Rochester spills the tea on her 10 favorite reality shows:
The Real World: Season two (San Francisco) was my favorite. Pedro was HIV-positive, and MTV showed him as an out and proud gay man in a relationship, which was not the norm in . It was revolutionary.
The Amazing Race: This show features people from all walks of life in all different parts of the world—it’s almost a travel show in that respect. It has a sense of urgency that keeps me on the edge of my seat. Among adventure competitions, I also like Survivor and Big Brother.
The Real Housewives: I know I’m biased, but this franchise has taken reality TV to another level—it’s the modern-day soap opera. Atlanta, New York, and Beverly Hills are my favorites. Potomac has also come into its own.
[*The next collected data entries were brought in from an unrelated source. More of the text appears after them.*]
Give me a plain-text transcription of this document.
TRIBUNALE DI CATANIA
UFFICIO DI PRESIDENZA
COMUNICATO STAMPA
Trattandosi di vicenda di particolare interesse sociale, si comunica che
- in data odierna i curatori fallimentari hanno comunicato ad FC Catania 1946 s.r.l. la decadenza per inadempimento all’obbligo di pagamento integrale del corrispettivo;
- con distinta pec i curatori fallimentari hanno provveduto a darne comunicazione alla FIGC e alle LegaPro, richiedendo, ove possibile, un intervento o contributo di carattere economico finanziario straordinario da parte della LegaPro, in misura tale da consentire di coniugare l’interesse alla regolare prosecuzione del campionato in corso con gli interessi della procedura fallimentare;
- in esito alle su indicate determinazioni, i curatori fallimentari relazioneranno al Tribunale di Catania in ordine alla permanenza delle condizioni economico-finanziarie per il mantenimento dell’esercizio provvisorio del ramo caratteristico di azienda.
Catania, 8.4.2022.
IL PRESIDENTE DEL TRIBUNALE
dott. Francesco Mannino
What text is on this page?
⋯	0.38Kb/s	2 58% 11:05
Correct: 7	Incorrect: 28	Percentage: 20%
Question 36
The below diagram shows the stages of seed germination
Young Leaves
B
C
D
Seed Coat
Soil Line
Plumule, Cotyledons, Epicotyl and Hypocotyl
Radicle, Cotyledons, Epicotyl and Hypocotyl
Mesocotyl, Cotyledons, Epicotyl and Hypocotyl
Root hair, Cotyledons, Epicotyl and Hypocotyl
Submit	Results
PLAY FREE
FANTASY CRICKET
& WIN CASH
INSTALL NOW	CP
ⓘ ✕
Live PD: This is groundbreaking in the reality world: it’s basically Cops but A&E presents the action in real-time. It’s a hard thing for a network to pull off—risky, too. Others have tried to replicate it, but no one can touch the success of Live PD.
Top Chef: In the reality cooking competition genre, this one is tops. The hosts, judges, and level of production keep viewers really engaged. New York was my favorite season; it was cool seeing them compete in a city known for great food.
Jersey Shore: MTV did an amazing job casting this show—from Snooki to the Situation, it was lightning in a bottle. I was obsessed with Jersey Shore in high school; it was the first show that made me think, ‘reality TV is fun, and I wouldn’t mind working in it.’
The Bachelor and The Bachelorette: ABC is the only network that’s been able to crack the dating competition nut. This franchise is women’s answer to sports, with viewers creating brackets to see who’ll get the rose in the end. When a show [spawns] its own “fantasy league,” it’s a pop culture phenomenon.
American Idol: American Idol is the music competition that started it all, opening the doors for The Masked Singer and Dancing with the Stars. Every day I walk past the Kelly Clarkson Show studio [on the Universal lot] and think, ‘good for her.’
90 Day Fiancé: This is one of our biggest competitors. What TLC has done is genius—they’ve created all these spinoffs, which keep viewers hooked all year long. Now fans are never without this crazy, outrageous show.
Keeping Up with The Kardashians: This was one of the first reality shows to break the “fourth wall.” The Kardashians got so famous that there came a point at which you couldn’t ignore the fact that they were on TV. That allowed other networks, Bravo in particular, to do the same thing.